In particular I'm interested in logging the callstack from the window error event
window.onerror = function(msg, url, line) {
//callstack // would be nice to have.
//log callstack or whatever. (note this can be done w/ ajax and service, and is not the question at hand.
}
but I do know how to log the error. (I use jquery's .ajax
, and a service)
Will browsers make this possible ever? Is it currently possible? Maybe I am going about this the wrong way. How can I add a simple function (i.e. not modify all the functions in my codebase) to detect whenever there is an error, and also log the call stack.
Thanks for the answers so far and sorry if the question was initially poorly worded.

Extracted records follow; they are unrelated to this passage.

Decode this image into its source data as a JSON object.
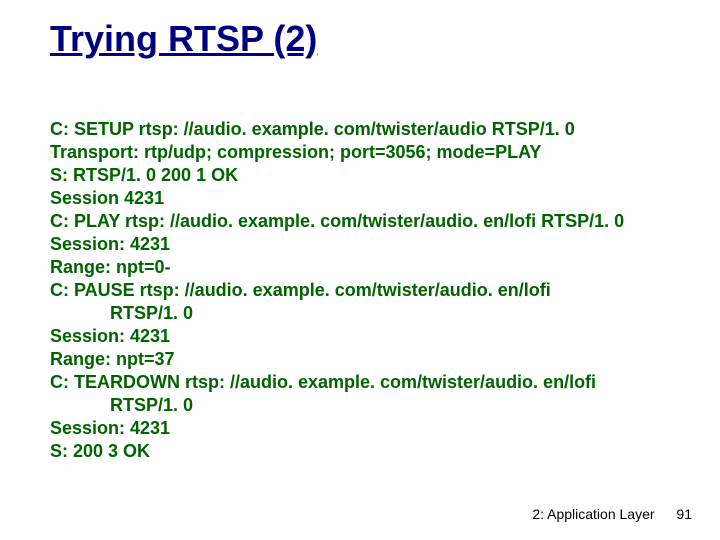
{
  "title": "Trying RTSP (2)",
  "lines": [
    "C: SETUP rtsp: //audio. example. com/twister/audio RTSP/1. 0",
    "Transport: rtp/udp; compression; port=3056; mode=PLAY",
    "S: RTSP/1. 0 200 1 OK",
    "Session 4231",
    "C: PLAY rtsp: //audio. example. com/twister/audio. en/lofi RTSP/1. 0",
    "Session: 4231",
    "Range: npt=0-",
    "C: PAUSE rtsp: //audio. example. com/twister/audio. en/lofi",
    "RTSP/1. 0",
    "Session: 4231",
    "Range: npt=37",
    "C: TEARDOWN rtsp: //audio. example. com/twister/audio. en/lofi",
    "RTSP/1. 0",
    "Session: 4231",
    "S: 200 3 OK"
  ],
  "indent_lines": [
    8,
    12
  ],
  "footer": {
    "chapter": "2: Application Layer",
    "page": "91"
  }
}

The Error object has a non-standard stack property on Mozilla, it seems to work in Google Chrome too, not IE9.
function test() {
try {//can't think of anything that causes an exception?
throw new Error("boo");
}
catch(e)
{
alert(e.stack);
}
}
test();
See the fiddle: http://jsfiddle.net/Cq5RJ/
It depends a lot on what you want to do with the callstack--that is, what you mean by "log callstack or whatever."
For security reasons, it's obviously very unlikely that browsers will ever be allowing a page to give a javascript instruction to write an arbitrary file on the local machine's hard drive.
A few possibilities that you could employ:
Build the callstack in javascript, and send it as a detailed error message to an AJAX handler on the server where you can save errors in a logfile. (This assumes you have at least some cgi access on the server)
Write the callstack to the javascript console using console.log(), assuming the browser in question supports it. (Make sure to test for the existence of console and of console.log before writing.)
Write the callstack to a hidden div that you can tweak to be visible using the browser's developer tools.
Print the callstack in an alert(). (This is potentially useful as a developer, but it would be highly intrusive to an end user, so you will not want to leave the alert in the final deployed code.)